The South African government is reported to be considering bailing out South Africa Airways (SAA) to the tune of R10 billion, approximately $757 million, with the sale of its 39% stake in telecommunication provider, Telkom. Treasury spokesman Mayihlome Tshwete told reporters that this was one option under consideration and stated that nothing had been finalised. Minister of Finance Malusi Gigaba plans to disclose the final financing option for SAA at the medium-term budget statement in October.
Despite continuing losses, the government is determined to save SAA seemingly at any cost, since credit rating agencies have warned that a R10 billion bailout would be significant enough to impact South Africa’s sovereign credit rating. S&P Global Ratings and Fitch have already downgraded South Africa's credit to junk.
The proposed bailout only came to light during an impromptu question from Democratic Alliance MP Alf Lees to Deputy President Cyril Ramaphosa who quoted from a leaked supposedly secret memo detailing the bailout to be paid during the current 2017/18 fiscal year, according to various press reports. The memo said that the bailout would be attached to certain conditions. Lees questions the logic behind selling a “good” asset – Telkom – to save a bad one (SAA).

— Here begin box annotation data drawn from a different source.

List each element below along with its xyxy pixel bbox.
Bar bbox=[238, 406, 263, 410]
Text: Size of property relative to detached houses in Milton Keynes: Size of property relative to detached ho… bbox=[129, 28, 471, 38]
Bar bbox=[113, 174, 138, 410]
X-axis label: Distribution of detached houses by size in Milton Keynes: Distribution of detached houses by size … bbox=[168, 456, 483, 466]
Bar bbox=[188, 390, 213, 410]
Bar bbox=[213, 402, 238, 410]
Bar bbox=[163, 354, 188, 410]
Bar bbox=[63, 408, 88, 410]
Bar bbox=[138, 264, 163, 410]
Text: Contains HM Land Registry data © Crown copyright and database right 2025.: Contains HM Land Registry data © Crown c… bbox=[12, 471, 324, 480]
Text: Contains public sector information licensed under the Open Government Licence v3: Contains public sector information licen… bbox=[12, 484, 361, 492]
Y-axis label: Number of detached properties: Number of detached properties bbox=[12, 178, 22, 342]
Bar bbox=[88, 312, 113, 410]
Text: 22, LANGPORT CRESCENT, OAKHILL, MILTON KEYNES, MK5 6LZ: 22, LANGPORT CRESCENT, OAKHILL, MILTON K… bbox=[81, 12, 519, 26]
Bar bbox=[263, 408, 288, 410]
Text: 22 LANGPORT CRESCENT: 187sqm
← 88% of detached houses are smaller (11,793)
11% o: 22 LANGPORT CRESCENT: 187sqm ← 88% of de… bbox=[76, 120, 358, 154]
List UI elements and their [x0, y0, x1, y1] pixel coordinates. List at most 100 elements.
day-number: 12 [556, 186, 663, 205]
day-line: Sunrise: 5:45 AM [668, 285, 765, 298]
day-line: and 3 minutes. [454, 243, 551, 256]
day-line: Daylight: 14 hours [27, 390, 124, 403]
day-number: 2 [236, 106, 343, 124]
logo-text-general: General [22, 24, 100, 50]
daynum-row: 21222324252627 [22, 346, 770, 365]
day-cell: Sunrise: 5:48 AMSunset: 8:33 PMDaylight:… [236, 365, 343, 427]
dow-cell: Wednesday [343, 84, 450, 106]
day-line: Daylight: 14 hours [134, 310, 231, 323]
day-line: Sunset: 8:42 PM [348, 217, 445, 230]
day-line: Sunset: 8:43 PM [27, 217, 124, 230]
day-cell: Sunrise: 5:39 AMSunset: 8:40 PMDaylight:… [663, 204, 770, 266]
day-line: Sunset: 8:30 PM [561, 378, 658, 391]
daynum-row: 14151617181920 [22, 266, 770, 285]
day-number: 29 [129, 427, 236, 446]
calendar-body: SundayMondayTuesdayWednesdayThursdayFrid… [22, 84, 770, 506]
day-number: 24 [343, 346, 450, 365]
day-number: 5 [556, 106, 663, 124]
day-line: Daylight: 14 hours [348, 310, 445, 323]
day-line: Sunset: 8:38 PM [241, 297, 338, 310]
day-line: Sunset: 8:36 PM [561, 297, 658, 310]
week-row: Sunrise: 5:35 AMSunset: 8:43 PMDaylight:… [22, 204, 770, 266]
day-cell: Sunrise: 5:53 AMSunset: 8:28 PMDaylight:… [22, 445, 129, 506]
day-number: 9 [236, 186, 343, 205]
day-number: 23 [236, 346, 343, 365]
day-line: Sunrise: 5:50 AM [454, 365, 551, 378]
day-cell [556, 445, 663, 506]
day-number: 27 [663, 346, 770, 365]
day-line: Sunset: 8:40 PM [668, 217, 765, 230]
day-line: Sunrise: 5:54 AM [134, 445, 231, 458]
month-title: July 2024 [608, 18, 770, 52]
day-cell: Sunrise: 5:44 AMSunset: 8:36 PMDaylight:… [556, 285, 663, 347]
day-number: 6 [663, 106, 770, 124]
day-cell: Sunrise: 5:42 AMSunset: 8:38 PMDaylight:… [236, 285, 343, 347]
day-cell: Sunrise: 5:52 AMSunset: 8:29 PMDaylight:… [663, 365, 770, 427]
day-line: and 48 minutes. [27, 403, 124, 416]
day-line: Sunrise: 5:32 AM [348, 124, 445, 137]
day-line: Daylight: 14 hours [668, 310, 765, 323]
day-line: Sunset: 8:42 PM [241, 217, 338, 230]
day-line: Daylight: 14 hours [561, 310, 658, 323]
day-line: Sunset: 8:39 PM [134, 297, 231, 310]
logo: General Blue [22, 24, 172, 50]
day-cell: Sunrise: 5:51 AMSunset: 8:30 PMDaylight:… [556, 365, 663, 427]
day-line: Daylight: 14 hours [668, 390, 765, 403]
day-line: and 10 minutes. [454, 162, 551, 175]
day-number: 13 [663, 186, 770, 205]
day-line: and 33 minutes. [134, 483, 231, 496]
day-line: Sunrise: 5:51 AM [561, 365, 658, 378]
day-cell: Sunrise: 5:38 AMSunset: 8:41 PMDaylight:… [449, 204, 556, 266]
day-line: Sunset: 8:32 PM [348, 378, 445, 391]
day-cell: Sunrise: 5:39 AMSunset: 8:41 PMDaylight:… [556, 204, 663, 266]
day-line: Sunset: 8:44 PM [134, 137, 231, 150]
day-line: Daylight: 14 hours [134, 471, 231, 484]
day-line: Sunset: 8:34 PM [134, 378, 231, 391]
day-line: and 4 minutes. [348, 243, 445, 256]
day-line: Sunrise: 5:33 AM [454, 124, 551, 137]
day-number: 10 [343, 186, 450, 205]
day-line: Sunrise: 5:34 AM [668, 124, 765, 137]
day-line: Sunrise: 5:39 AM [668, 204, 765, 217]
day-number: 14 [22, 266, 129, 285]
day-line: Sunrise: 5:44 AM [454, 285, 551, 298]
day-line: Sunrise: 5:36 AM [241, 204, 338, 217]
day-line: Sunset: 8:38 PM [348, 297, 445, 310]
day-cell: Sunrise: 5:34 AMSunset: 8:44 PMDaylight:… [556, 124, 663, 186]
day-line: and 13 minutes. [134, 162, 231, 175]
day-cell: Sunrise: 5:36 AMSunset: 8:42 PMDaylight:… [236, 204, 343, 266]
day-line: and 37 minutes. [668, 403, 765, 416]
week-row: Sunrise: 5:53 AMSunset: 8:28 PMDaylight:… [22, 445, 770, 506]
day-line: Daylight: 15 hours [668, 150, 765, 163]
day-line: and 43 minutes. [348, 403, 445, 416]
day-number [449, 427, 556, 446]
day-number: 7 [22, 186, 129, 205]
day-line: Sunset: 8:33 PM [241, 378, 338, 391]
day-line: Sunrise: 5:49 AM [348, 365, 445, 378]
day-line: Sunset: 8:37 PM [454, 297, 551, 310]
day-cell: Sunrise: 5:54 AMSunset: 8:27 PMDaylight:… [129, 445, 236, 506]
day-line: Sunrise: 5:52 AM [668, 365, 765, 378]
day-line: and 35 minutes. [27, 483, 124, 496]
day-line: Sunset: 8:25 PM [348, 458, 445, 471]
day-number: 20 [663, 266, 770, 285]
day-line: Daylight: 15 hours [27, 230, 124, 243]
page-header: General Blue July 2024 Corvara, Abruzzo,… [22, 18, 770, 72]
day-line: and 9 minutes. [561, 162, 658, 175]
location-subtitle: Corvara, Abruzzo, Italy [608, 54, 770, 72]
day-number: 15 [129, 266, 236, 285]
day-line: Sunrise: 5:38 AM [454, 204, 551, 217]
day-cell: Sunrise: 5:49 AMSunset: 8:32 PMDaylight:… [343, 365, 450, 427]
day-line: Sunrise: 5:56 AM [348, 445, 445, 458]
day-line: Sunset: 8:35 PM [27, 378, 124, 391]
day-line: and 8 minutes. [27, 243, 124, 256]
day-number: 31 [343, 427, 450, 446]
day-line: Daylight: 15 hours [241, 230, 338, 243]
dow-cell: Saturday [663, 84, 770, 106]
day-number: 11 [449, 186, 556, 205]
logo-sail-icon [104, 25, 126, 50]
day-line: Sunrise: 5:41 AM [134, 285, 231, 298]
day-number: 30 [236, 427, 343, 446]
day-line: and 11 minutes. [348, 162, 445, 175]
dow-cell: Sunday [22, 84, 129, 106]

SAA already received a R2.2 billion government guarantee on June 30, 2017 even though the investigation regarding financial mismanagement at the airline company is ongoing. This saga will continue to run but without deep and serious change, SAA will only continue to go cap-in-hand to the government to prop up its flawed business.
Meanwhile, SAA suffered another setback over the weekend as one of its flights to Zimbabwe was denied entry to the country due to documentation issues. Flights resumed this week but stranded passengers needed to be compensation and the airline is now costing the cost of grounding its aircraft.